J.P. Morgan v. Obama
It isn’t that common any more to find evidence of one of the bailed-out banks making a good decision with its money in the face of government pressure. But the weekend Wall Street Journal reported on such a case. J.P. Morgan and a few other banks that lent $6.8 billion to Chrysler are resisting President Obama’s pressure to ignore their self-interest. As Journal reporters John D. Stoll, Jeffrrey McCracken, and Kate Linebaugh put it:
As holders of secured debt, they have the right to take control of Chrysler plants, brands and other assets, which were pledged as collateral for the loans, if the company files for bankruptcy protection.
The Obama administration has different plans. It wants Morgan and other banks to swap $5 billion of that debt for stock. But the banks think they can do better in a liquidation of Chrysler. The Journal reporters write:
If Chrysler were to liquidate, billions of dollars in assets would be broken up and sold, with the first-lien lenders getting first dibs. J.P Morgan and other lenders are convinced they would have higher recoveries in a liquidation, compared to what the administration is asking them to accept now, said several people familiar with their thinking.

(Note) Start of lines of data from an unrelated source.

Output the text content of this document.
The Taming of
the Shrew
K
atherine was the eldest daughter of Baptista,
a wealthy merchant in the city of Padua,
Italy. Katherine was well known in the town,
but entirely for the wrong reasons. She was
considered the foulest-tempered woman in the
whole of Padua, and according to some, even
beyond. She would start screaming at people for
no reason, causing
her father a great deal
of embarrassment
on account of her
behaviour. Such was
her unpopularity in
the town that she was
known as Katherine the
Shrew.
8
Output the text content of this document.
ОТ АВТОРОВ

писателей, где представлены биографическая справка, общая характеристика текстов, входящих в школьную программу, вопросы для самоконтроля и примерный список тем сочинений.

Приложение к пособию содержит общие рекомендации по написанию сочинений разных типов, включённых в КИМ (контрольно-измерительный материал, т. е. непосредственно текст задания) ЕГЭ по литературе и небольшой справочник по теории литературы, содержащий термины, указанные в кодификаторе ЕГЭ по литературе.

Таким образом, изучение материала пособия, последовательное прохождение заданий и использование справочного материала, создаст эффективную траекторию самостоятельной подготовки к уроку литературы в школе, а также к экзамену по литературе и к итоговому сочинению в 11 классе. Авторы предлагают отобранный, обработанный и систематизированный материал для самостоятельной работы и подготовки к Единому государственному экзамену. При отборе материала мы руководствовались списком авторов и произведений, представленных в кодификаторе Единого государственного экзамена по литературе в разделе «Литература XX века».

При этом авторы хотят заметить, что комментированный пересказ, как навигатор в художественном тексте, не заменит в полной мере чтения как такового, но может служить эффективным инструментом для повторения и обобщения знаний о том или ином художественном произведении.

There are at least two ironies here. First, a huge majority of commentators has been criticizing banks for the last year or so for placing bad bets. Now we have evidence that banks are trying to make a good decision and they are getting heat from the government. Will the critics of banks, many of whom were justified in their criticisms, now step forward and defend both the right of banks to make such decisions and the wisdom of such decisions?
The second irony is that so many people have blamed deregulation for the financial problems we are in. Yet one of the few deregulations that actually happened was partial repeal of Glass-Steagall so that banks could own shares in companies. (I think this was a good deregulation, although I worried at the time that deposit insurance would create moral hazard.) It is this deregulation that the Obama administration, which is touting the benefits of massive new regulation, is depending on. Without it being legal for banks to own stock (something allowed under the late 1990s deregulation), the action that the Obama administration proposes would be illegal.
Of course, you could argue that because the banks took the bailout money, they should just do what the government wants. But then that would give the lie to the argument that the purpose of the bailout was to get the banks back on their feet so they could make good decisions and would strengthen the argument that the real purpose of the bailout was to give the government more power so that it could politicize financial markets.